On one level, there is no mystery about why we as a society are fat: because we consume too many calories and expend too few. Though it is true that the proportion of fat in our diet has fallen from 40% in 1990 to roughly 36.5% today, the calories available in the food we consume have gone up, from 3,187 calories per capita per day in the 1970s to 3,400 in the 1990s, according to the US Department of Agriculture (USDA). Even the traditionally slender French are succumbing to the trend. A recent study by the French National Institute of Medical Research found that the proportion of obese people rose from 9.6% in 2000 to 11.3% in 2003.
In principle, at least, no one should ever become obese. That’s because the genetic system for regulating weight would seem to be exquisitely tuned. Researchers calculate that a man who keeps his weight stable at 80 kg will take in 1 million calories a year on average and will also expend 1 million calories.

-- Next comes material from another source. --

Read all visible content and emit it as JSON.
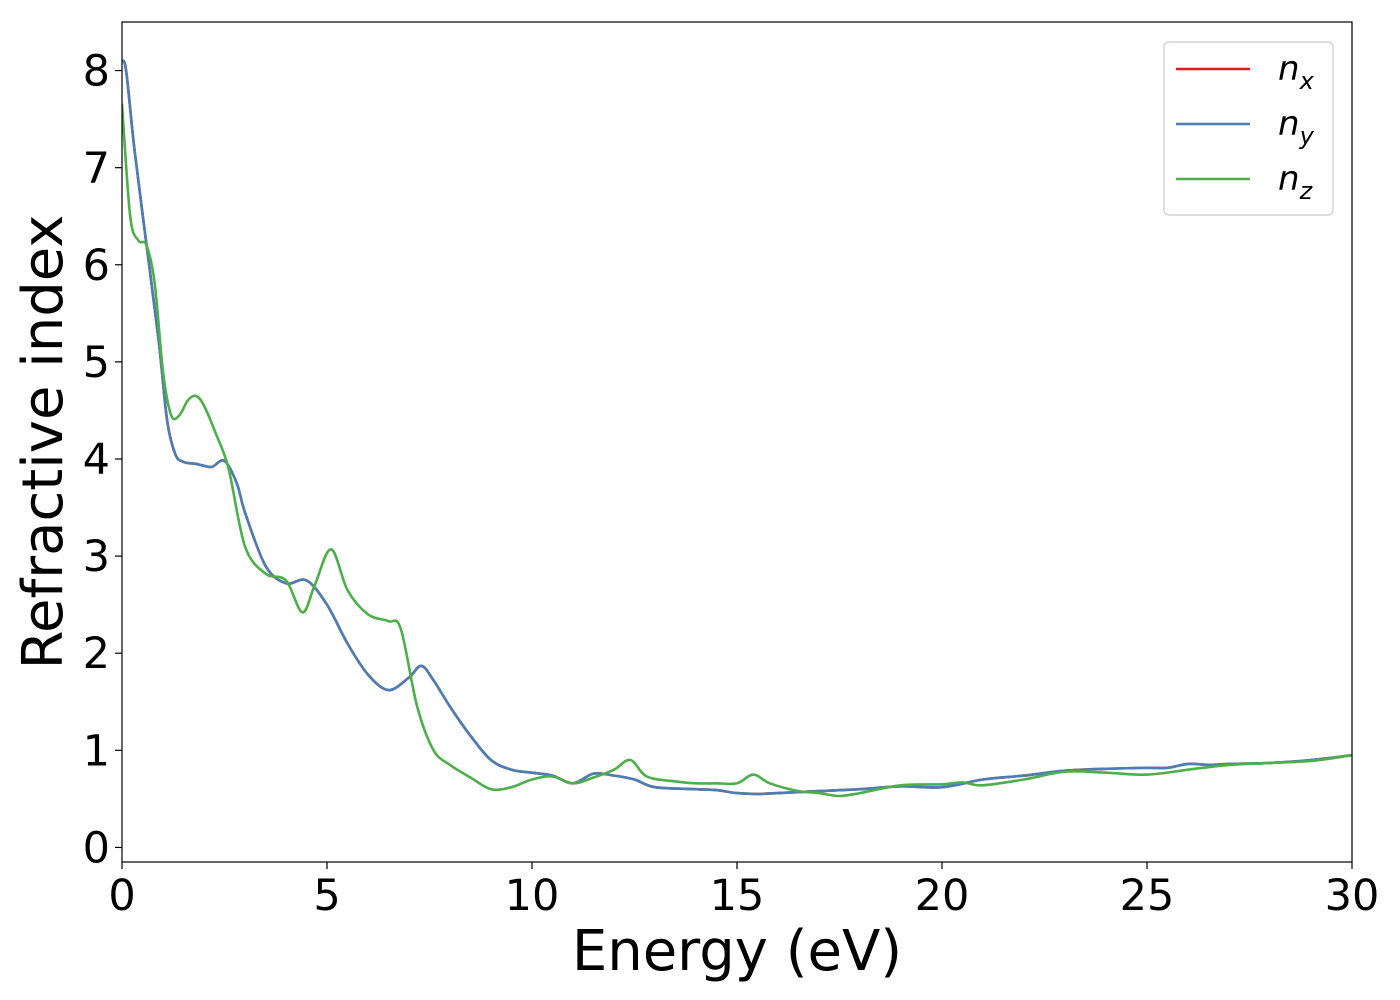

Genes, of course, do not make us fat. They merely set up a susceptibility to gaining weight under certain conditions – and without question, these conditions are now ubiquitous. With fast-food outlets lining our streets and time- and labor-saving gadgetry proliferating, the energy balance is increasingly tipped in favor of fatness. We expend less than a calorie every time we change channels using the remote control. If we’d only get up and go over to the TV, we’d use three. Using a car wash consumes 18 calories, while washing and waxing the car yourself consumes 300.
Since they are having trouble changing our sedentary lifestyles, health professionals are focusing on making us at least eat more healthily. The British Medical association, for example, is discussing levying a fat tax on high-fat foods.
One of the reasons that fast foods are so attractive is their high fat content. Fat is energy dense, with twice as many calories per gram as carbohydrates or protein. “It’s very easy to eat a little bit more with every meal”, says Dr. John Wilding, a consultant physician who runs an obesity clinic in Liverpool. “An extra 100 calories a day and you will be 7 kg heavier at the end of the year”.
What is most disturbing about the adults’ overeating is that they are unwittingly passing on that tendency to children. There is growing evidence that what you eat early in life can permanently boost your body’s desire for food. A 2001 study by German pediatrics professor Berthold Koletzko found that breast-feeding children for at least six months gave them a 40% lower risk of becoming obese in later life.
If we were to start from scratch, how would we design a diet to keep our weight under control? For starters, we could concentrate on diets geared for life rather than quick and easy weight loss. Over the years, we pick up a lot of bad eating habits, and it’s tough to break them.
So what’s to be done? Crash diets are no good. At obesity clinics nutritionists recommend reducing fat intake from 40% to 30% of total calories, increasing mono-unsaturated fats like olive oil, and ensuring that a majority of carbohydrates come from fiber-rich sources like pulses, oats and rye bread. And we must get moving to use up more of those calories.
Perhaps, the future will bring better medications, at least for people who are morbidly obese. But for the broader population, the remedy must be sought elsewhere. As we can’t change the genes we are born with, we are left with one alternative – to change the environment we live in.